As we get closer to our departure date, the urgency to complete all those upgrades we had planned is heating up. Here are a few of the ones we have checked off the list.
Sea Water Pressurized Faucet – Our boat did not come equipped with a seawater pump at the galley. We removed the existing and difficult to use manual hand pump for fresh water to make room for the new faucet. We decided to go with an electric water pump instead of the more traditional foot pumps. Instead of making a new thru-hull, we tapped into the water intake for the air conditioner. We built in a Y-valve to the water tank so we can use the new faucet with seawater or freshwater (as a back-up to our main pressurized fresh water system). Having and endless supply of seawater in the galley will help reduce the demand on our precious and limited supply of fresh water.
SCUBA Air Compressor – This was a planned upgrade before we even purchased the boat and had an influence on the type of boat we purchased because we knew this required extra space.
We knew that we wanted to dive remote locations and having our own air supply was the only way to do it.
We purchased a Brownie’s YP-25 electric compressor that can fill one tank in about 25 minutes. We ran a new electrical line from the main AC breaker panel to a cockpit lazarette and installed it there.
It still leaves plenty of room for storage when the compressor is not in use.
Reversing Stove Burners – Our Force 10 stove has three burners, but the larger main burner was in the back with the two smaller ones in the front. This would not do and the Admiral demanded a change the first time a pot of soup boiled over and ran down the back of the stove onto our cabin walls. We took the stove apart and managed to turn the stove top around 180 degrees. We were able to re-use all the existing piping, but decided to replace all the burner parts to improve performance. The top was not an exact fit in the new configuration, but after drilling several new screw holes, it worked.
Lifelines – We bought the boat with the traditional plastic-coated cable lifelines which leeched rust in any areas. We learned from our previous boat that these are impossible to inspect for damage and can create a false sense of security.
We made new ones ourselves with 3/16th stainless steel 9×17 wire and hand swaged fitting. Fortunately, we were able to re-use all the pelican hooks and turnbuckles.
Whisker Pole – we purchased a Forespar 13-24 aluminum pole and installed it ourselves on the mast by adding a new track. It’s out of the way and easy to deploy when needed. We hear that these poles are great for holding the sails out, but they are also amazing for hanging hammocks and chairs over the water.
Perhaps the most important upgrade of all…Wine Glasses – Wine is a key part of life aboard for us and we hate drinking it out of plastic.

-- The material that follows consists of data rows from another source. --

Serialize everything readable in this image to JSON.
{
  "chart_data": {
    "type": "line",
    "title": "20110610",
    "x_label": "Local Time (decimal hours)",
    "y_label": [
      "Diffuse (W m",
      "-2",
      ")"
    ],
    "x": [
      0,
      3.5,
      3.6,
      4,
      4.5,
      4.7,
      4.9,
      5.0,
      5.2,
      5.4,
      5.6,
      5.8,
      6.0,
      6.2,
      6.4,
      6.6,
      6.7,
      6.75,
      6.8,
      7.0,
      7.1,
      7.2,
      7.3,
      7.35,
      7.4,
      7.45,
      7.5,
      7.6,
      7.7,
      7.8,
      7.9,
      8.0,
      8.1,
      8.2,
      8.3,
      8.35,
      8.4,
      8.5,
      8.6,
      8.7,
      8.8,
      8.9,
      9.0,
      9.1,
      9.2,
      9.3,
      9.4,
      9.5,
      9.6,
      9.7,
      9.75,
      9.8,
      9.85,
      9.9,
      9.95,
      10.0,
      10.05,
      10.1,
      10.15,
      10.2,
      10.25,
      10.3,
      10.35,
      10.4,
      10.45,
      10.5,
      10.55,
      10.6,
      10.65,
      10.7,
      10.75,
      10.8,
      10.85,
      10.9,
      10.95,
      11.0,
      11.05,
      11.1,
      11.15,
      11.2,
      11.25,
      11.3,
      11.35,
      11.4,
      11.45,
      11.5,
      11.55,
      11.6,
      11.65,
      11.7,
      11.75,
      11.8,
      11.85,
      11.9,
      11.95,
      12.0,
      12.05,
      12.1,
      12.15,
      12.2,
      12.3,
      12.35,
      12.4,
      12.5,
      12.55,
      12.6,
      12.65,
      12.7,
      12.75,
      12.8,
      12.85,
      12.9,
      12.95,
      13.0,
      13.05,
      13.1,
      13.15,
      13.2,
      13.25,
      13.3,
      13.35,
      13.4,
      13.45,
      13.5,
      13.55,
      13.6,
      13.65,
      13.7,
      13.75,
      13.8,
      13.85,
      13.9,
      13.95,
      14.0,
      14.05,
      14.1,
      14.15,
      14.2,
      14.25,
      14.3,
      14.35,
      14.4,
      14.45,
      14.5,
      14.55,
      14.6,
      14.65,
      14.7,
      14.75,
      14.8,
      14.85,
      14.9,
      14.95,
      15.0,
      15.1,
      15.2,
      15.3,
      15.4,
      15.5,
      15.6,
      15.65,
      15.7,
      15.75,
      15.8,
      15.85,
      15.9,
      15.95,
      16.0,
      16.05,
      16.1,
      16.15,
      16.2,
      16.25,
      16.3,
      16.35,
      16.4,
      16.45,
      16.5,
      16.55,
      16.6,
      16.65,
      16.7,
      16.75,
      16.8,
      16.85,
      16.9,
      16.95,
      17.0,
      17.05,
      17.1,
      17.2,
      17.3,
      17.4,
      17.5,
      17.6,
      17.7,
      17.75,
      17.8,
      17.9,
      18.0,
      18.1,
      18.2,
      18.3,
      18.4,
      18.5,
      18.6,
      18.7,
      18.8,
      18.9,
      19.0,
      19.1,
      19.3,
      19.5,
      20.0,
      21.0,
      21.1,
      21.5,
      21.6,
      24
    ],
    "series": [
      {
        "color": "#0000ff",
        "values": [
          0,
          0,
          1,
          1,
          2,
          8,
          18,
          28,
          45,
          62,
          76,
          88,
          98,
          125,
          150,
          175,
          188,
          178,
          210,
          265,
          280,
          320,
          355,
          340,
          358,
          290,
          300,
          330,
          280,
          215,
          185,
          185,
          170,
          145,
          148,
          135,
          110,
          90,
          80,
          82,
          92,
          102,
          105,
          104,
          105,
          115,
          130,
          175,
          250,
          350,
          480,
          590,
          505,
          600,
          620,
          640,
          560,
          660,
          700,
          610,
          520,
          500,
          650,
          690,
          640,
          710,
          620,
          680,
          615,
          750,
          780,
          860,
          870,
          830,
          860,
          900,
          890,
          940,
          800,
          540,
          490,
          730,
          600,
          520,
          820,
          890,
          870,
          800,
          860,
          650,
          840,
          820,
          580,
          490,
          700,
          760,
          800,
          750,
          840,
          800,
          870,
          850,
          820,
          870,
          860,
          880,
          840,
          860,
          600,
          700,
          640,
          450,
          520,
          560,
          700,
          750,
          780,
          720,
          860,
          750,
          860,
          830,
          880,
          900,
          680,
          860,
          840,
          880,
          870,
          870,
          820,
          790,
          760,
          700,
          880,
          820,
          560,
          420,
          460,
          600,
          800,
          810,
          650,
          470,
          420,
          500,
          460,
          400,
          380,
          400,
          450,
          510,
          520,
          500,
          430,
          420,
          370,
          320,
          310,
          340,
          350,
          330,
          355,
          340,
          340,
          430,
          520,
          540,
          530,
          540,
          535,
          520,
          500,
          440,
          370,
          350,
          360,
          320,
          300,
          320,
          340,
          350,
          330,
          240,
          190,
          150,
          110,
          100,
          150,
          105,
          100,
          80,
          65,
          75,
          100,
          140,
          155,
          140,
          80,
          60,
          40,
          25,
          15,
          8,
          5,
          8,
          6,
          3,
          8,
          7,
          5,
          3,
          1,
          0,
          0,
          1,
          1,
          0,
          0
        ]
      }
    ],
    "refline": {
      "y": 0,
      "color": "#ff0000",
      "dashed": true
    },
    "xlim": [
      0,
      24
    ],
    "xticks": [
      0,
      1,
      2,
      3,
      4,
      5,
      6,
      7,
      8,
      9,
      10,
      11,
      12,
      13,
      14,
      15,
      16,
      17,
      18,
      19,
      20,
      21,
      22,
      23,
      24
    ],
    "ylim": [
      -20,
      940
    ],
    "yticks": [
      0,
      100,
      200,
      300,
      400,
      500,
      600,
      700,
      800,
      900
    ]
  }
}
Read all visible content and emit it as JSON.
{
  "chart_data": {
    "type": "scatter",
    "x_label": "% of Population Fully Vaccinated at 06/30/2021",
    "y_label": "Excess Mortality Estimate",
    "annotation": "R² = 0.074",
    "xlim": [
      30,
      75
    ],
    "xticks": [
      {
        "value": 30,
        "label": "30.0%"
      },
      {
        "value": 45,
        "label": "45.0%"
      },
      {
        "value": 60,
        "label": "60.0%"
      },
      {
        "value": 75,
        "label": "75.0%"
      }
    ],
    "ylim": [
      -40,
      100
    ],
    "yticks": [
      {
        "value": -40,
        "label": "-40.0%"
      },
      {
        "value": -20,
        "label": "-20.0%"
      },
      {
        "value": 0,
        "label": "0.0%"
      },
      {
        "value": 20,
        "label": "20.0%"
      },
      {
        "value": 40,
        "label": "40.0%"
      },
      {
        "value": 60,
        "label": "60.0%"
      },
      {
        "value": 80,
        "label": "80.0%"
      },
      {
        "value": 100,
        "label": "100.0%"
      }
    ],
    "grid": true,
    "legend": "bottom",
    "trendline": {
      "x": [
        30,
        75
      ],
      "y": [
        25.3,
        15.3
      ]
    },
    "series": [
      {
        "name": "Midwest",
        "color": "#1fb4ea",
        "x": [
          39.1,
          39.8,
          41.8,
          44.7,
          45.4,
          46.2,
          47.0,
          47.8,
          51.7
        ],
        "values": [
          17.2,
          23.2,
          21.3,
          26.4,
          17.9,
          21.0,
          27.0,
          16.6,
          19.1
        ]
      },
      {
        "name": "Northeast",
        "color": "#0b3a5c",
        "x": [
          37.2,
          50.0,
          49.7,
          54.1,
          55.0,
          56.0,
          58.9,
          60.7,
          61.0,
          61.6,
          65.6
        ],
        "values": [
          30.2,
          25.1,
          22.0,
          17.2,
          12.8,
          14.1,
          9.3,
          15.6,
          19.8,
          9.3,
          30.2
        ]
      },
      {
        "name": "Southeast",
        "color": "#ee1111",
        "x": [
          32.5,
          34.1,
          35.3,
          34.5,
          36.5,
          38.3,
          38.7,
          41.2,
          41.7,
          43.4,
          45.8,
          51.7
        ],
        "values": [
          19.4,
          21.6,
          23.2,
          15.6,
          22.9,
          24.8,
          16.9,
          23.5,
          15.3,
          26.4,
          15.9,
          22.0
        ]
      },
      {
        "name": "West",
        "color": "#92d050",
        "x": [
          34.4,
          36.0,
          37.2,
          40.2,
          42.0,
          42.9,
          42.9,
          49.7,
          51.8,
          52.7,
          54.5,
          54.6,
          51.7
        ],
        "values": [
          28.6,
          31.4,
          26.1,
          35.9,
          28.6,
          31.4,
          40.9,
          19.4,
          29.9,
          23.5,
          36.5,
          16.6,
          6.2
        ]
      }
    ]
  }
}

Thanks to Kimberly’s Dad and Bonus Mom, we upgraded to unbreakable stainless steel “glasses” that look and feel great. Their buoyancy sucks, so we’ll have to be careful. Surprisingly, the metal does not affect the wine taste at all and we are very pleased with them.
We still have a few more projects on the list, but with only two weeks before departure, we’re getting close to being ready.
Wow! Thanks for sharing. Sean (and we) love seeing what life aboard your fabulous ship will be like. Cheers!
I have been glued to your site for hours now, and I have to say, you guys are truly amazing. No doubt this has been ten years in the making. Reading your post makes me feel that much more comfortable with your decision to travel abroad on this beautiful vessel. The work, time and effort you have put into everything to prepare for your journey is a testament to your conversation’s. God Bless Both of You and Keep You SAFE.